The test is using a really simple map structure: uint64_t key,val.
Which makes the lookup_elem logic faster since it doesn't spend too
much time copying the value. My conclusion with the 40% was that this
new implementation only needs 1 syscall per elem compare to the 2
syscalls that we needed with previous implementation so in this
particular case the number of ops that we are doing is almost halved.

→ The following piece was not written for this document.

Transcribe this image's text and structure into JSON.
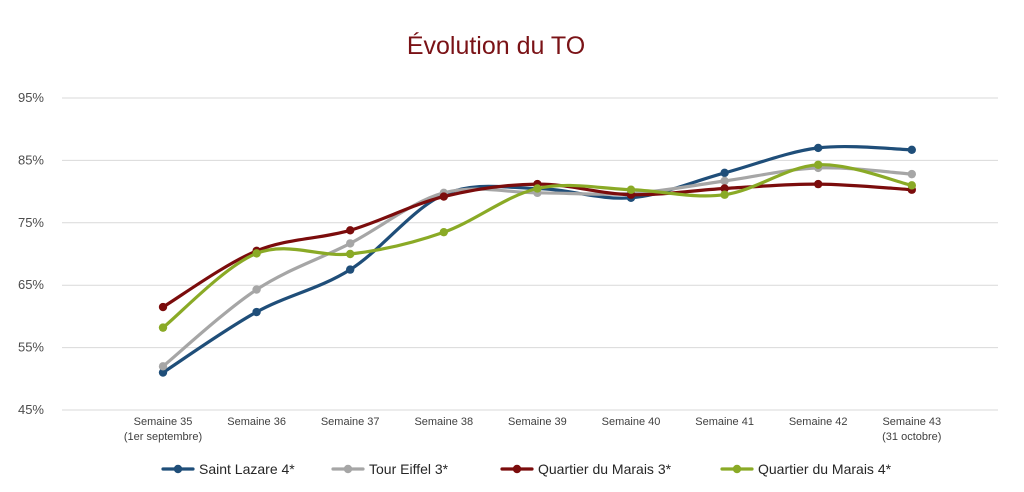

I did one experiment increasing the value_size (448*64B) and it was
only 14% faster with 1-elem_size buffer.

> > than the current implementation, improvements of ~85% are reported when
> > the buffer size is increased, although, after the buffer size is around
> > 5% of the total number of entries there's no huge difference in
> > increasing it.
> >
> > Tested:
> > Tried different size buffers to handle case where the bulk is bigger, or
> > the elements to retrieve are less than the existing ones, all runs read
> > a map of 100K entries. Below are the results(in ns) from the different
> > runs:
> >
> > buf_len_1:       69038725 entry-by-entry: 112384424 improvement
> > 38.569134
> > buf_len_2:       40897447 entry-by-entry: 111030546 improvement
> > 63.165590
> > buf_len_230:     13652714 entry-by-entry: 111694058 improvement
> > 87.776687
> > buf_len_5000:    13576271 entry-by-entry: 111101169 improvement
> > 87.780263
> > buf_len_73000:   14694343 entry-by-entry: 111740162 improvement
> > 86.849542
> > buf_len_100000:  13745969 entry-by-entry: 114151991 improvement
> > 87.958187
> > buf_len_234567:  14329834 entry-by-entry: 114427589 improvement
> > 87.476941
>
> It took me a while to figure out the meaning of 87.476941. It is probably
> a good idea to say 87.5% instead.

right, will change it in next version.